Le Conseil constitutionnel relève qu’il résulte des travaux préparatoires que le législateur a entendu exclure que la méconnaissance de l’obligation de présentation des justificatifs, certificats et résultats précités puisse constituer une cause réelle et sérieuse de licenciement d’un salarié en contrat à durée indéterminée (CDI). Or, les salariés, qu’ils soient sous CDI ou en CDD ou de mission, sont tous exposés au même risque de contamination ou de transmission du virus. Dès lors, en prévoyant que le défaut de présentation d’un passe sanitaire constitue une cause de rupture anticipée des seuls CDD ou de mission, le législateur a institué une différence de traitement entre les salariés selon la nature de leurs contrats de travail qui est sans lien avec l’objectif poursuivi.
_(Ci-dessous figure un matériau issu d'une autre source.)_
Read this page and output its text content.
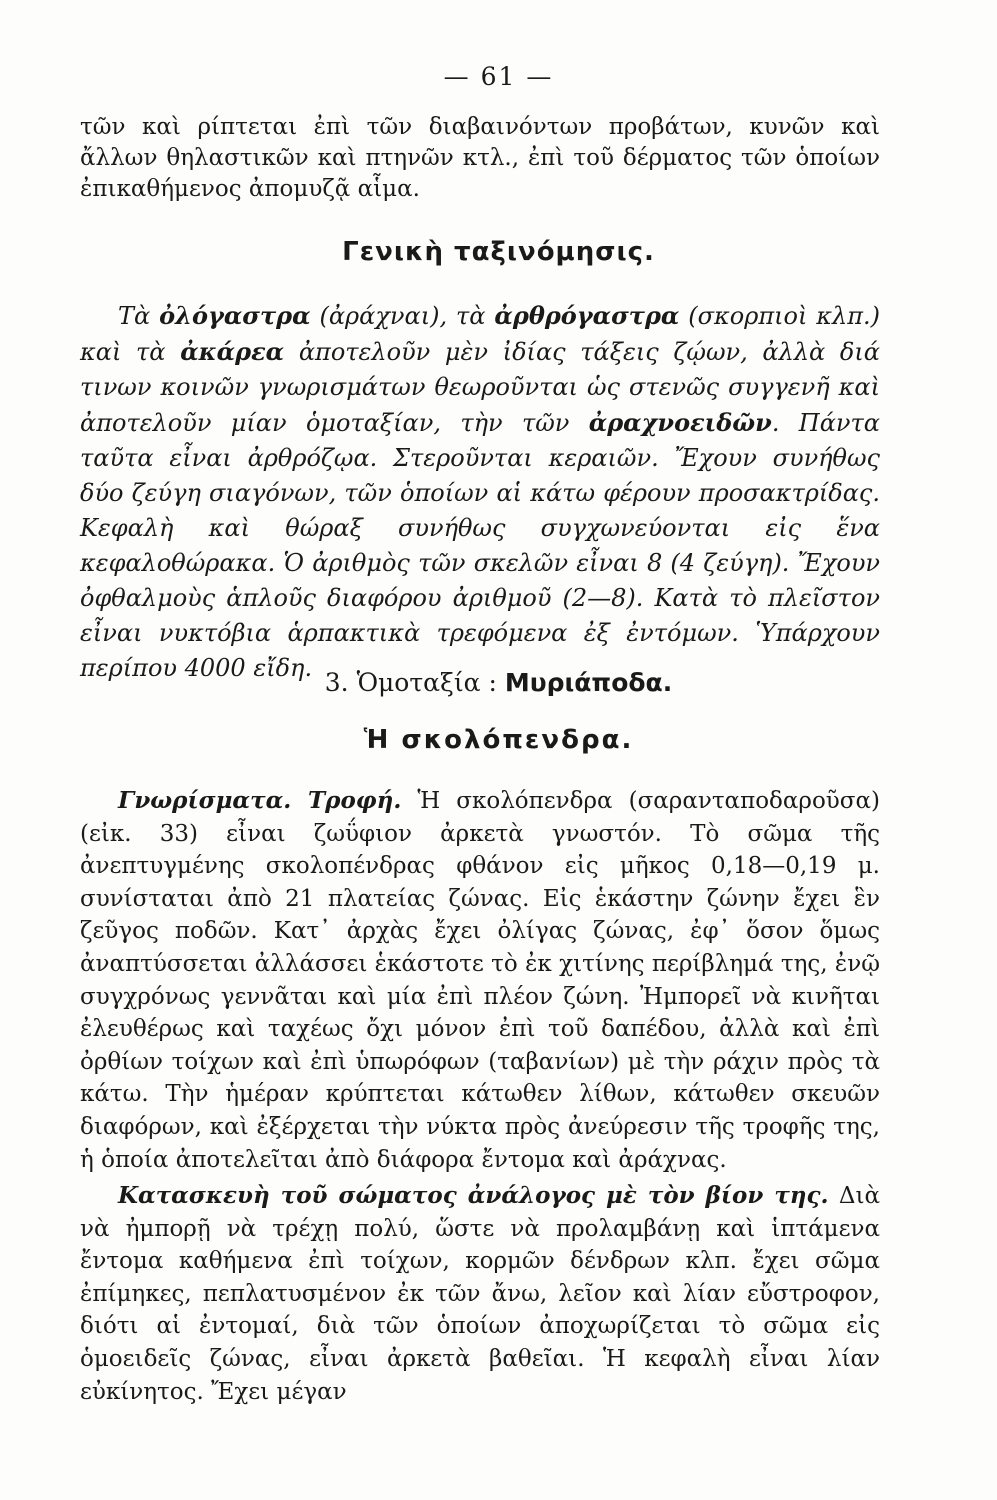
— 61 —
τῶν καὶ ρίπτεται ἐπὶ τῶν διαβαινόντων προβάτων, κυνῶν καὶ ἄλλων θηλαστικῶν καὶ πτηνῶν κτλ., ἐπὶ τοῦ δέρματος τῶν ὁποίων ἐπικαθήμενος ἀπομυζᾷ αἷμα.
Γενικὴ ταξινόμησις.
Τὰ ὀλόγαστρα (ἀράχναι), τὰ ἀρθρόγαστρα (σκορπιοὶ κλπ.) καὶ τὰ ἀκάρεα ἀποτελοῦν μὲν ἰδίας τάξεις ζῴων, ἀλλὰ διά τινων κοινῶν γνωρισμάτων θεωροῦνται ὡς στενῶς συγγενῆ καὶ ἀποτελοῦν μίαν ὁμοταξίαν, τὴν τῶν ἀραχνοειδῶν. Πάντα ταῦτα εἶναι ἀρθρόζῳα. Στεροῦνται κεραιῶν. Ἔχουν συνήθως δύο ζεύγη σιαγόνων, τῶν ὁποίων αἱ κάτω φέρουν προσακτρίδας. Κεφαλὴ καὶ θώραξ συνήθως συγχωνεύονται εἰς ἕνα κεφαλοθώρακα. Ὁ ἀριθμὸς τῶν σκελῶν εἶναι 8 (4 ζεύγη). Ἔχουν ὀφθαλμοὺς ἁπλοῦς διαφόρου ἀριθμοῦ (2—8). Κατὰ τὸ πλεῖστον εἶναι νυκτόβια ἁρπακτικὰ τρεφόμενα ἐξ ἐντόμων. Ὑπάρχουν περίπου 4000 εἴδη. 3. Ὁμοταξία : Μυριάποδα.
Ἡ σκολόπενδρα.
Γνωρίσματα. Τροφή. Ἡ σκολόπενδρα (σαρανταποδαροῦσα) (εἰκ. 33) εἶναι ζωΰφιον ἀρκετὰ γνωστόν. Τὸ σῶμα τῆς ἀνεπτυγμένης σκολοπένδρας φθάνον εἰς μῆκος 0,18—0,19 μ. συνίσταται ἀπὸ 21 πλατείας ζώνας. Εἰς ἑκάστην ζώνην ἔχει ἓν ζεῦγος ποδῶν. Κατ᾿ ἀρχὰς ἔχει ὀλίγας ζώνας, ἐφ᾿ ὅσον ὅμως ἀναπτύσσεται ἀλλάσσει ἑκάστοτε τὸ ἐκ χιτίνης περίβλημά της, ἐνῷ συγχρόνως γεννᾶται καὶ μία ἐπὶ πλέον ζώνη. Ἠμπορεῖ νὰ κινῆται ἐλευθέρως καὶ ταχέως ὄχι μόνον ἐπὶ τοῦ δαπέδου, ἀλλὰ καὶ ἐπὶ ὀρθίων τοίχων καὶ ἐπὶ ὑπωρόφων (ταβανίων) μὲ τὴν ράχιν πρὸς τὰ κάτω. Τὴν ἡμέραν κρύπτεται κάτωθεν λίθων, κάτωθεν σκευῶν διαφόρων, καὶ ἐξέρχεται τὴν νύκτα πρὸς ἀνεύρεσιν τῆς τροφῆς της, ἡ ὁποία ἀποτελεῖται ἀπὸ διάφορα ἔντομα καὶ ἀράχνας.
Κατασκευὴ τοῦ σώματος ἀνάλογος μὲ τὸν βίον της. Διὰ νὰ ἠμπορῇ νὰ τρέχῃ πολύ, ὥστε νὰ προλαμβάνῃ καὶ ἱπτάμενα ἔντομα καθήμενα ἐπὶ τοίχων, κορμῶν δένδρων κλπ. ἔχει σῶμα ἐπίμηκες, πεπλατυσμένον ἐκ τῶν ἄνω, λεῖον καὶ λίαν εὔστροφον, διότι αἱ ἐντομαί, διὰ τῶν ὁποίων ἀποχωρίζεται τὸ σῶμα εἰς ὁμοειδεῖς ζώνας, εἶναι ἀρκετὰ βαθεῖαι. Ἡ κεφαλὴ εἶναι λίαν εὐκίνητος. Ἔχει μέγαν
La mesure de placement en isolement systématique censurée

La loi prévoyait de créer, jusqu’au 15 novembre 2021 et aux seules fins de lutter contre la propagation de l’épidémie de Covid-19, une mesure de placement en isolement pour une durée non renouvelable de 10 jours applicable de plein droit aux personnes faisant l’objet d’un test de dépistage positif à la Covid-19. Dans ce cadre, il était fait interdiction à la personne de sortir de son lieu d’hébergement, sous peine de sanction pénale.

Le Conseil constitutionnel juge que le placement en isolement s’appliquant sauf entre 10 heures et 12 heures, en cas d’urgence ou pour des déplacements strictement indispensables, constitue une privation de liberté conforme à l’objectif de valeur constitutionnelle de protection de la santé. En revanche, cet entouré de plusieurs garanties l’application de ces mesures : qu’une telle mesure privative de liberté, sous peine de sanction pénale, s’applique sans décision individuelle fondée sur une appréciation de l’autorité administrative ou judiciaire.

Le Conseil constitutionnel juge, dès lors, que bien que la personne placée en isolement puisse solliciter a posteriori un aménagement des conditions de son placement en isolement ou auprès du représentant de l’État dans le département ou sa mainlevée auprès du juge des libertés et de la détention, les dispositions contestées qui ne garantissent pas que la mesure privative de liberté qu’elles instituent soit nécessaire, adaptée et proportionnée sont contraires à la Constitution.